The closure of the Strait of Hormuz severely disrupted the global flow of key energy and fertilizer feedstocks. This chokepoint typically handles nearly one-third of global seaborne fertilizer trade and a substantial share of liquefied natural gas (LNG), which is essential for nitrogen-based chemical production. As a result, feedstock costs for methanol and formaldehyde surged further, directly impacting UFC production economics in the USA.

At the same time, fertilizer markets experienced notable price increases, with urea, ammonium sulfate, and potash rising by 10–20% across key U.S. regions. Urea prices alone climbed by mid-March. These gains reflected tight global supply, export restrictions from key producers, and logistical bottlenecks caused by halted shipments through the Middle East. Since UFC is closely linked to the nitrogen chain, these upstream pressures translated into higher production costs and stronger pricing momentum.

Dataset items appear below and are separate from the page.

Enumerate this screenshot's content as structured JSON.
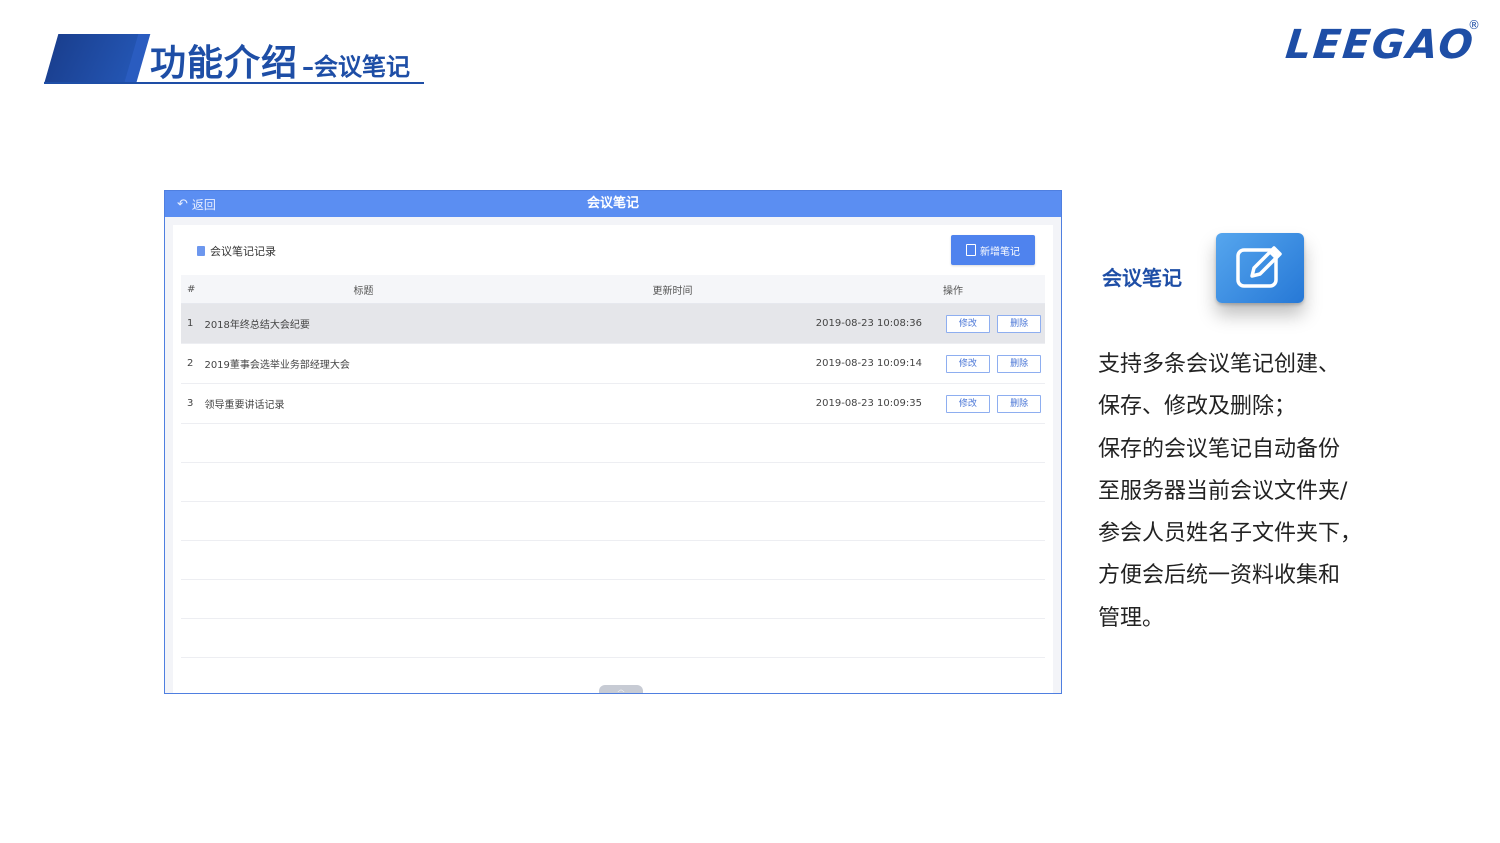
{
  "slide": {
    "title_main": "功能介绍",
    "title_sub": "–会议笔记",
    "brand": "LEEGAO",
    "brand_reg": "®"
  },
  "app": {
    "back_label": "返回",
    "window_title": "会议笔记",
    "section_label": "会议笔记记录",
    "add_button": "新增笔记",
    "columns": [
      "#",
      "标题",
      "更新时间",
      "操作"
    ],
    "rows": [
      {
        "idx": "1",
        "title": "2018年终总结大会纪要",
        "time": "2019-08-23 10:08:36",
        "edit": "修改",
        "delete": "删除"
      },
      {
        "idx": "2",
        "title": "2019董事会选举业务部经理大会",
        "time": "2019-08-23 10:09:14",
        "edit": "修改",
        "delete": "删除"
      },
      {
        "idx": "3",
        "title": "领导重要讲话记录",
        "time": "2019-08-23 10:09:35",
        "edit": "修改",
        "delete": "删除"
      }
    ]
  },
  "feature": {
    "label": "会议笔记",
    "icon": "edit-note-icon",
    "lines": [
      "支持多条会议笔记创建、",
      "保存、修改及删除；",
      "保存的会议笔记自动备份",
      "至服务器当前会议文件夹/",
      "参会人员姓名子文件夹下，",
      "方便会后统一资料收集和",
      "管理。"
    ]
  },
  "colors": {
    "brand_blue": "#1e4ea6",
    "titlebar": "#5b8ef2",
    "button": "#4f83ee"
  }
}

Rising energy prices added further strain in the UFC costs. Crude oil surged from around USD 65 per barrel before the war to nearly USD 100 per barrel by mid-March, significantly increasing transportation and manufacturing costs. Diesel prices in parts of the U.S. jumped by over 30%, raising operational expenses for both producers and downstream industries. This cost inflation forced UFC suppliers to adjust prices upward to maintain margins.

Demand conditions also supported the bullish trend in the UFC market. With the arrival of the spring planting season, agricultural and wood-based panel industries maintained steady procurement. Additionally, restocking activity continued from February as buyers anticipated further UFC price increases and supply constraints. Despite some caution among downstream players, the necessity of maintaining production levels kept demand relatively firm.

As per ChemAnalyst, the March 2026 UFC market in the USA was characterized by strong upward pricing pressure, driven by a combination of feedstock inflation, supply chain disruptions, and seasonal demand. UFC market participants remain cautious, as continued geopolitical instability and tight global supply could sustain elevated price levels in the near term, with further price hikes likely if disruptions persist.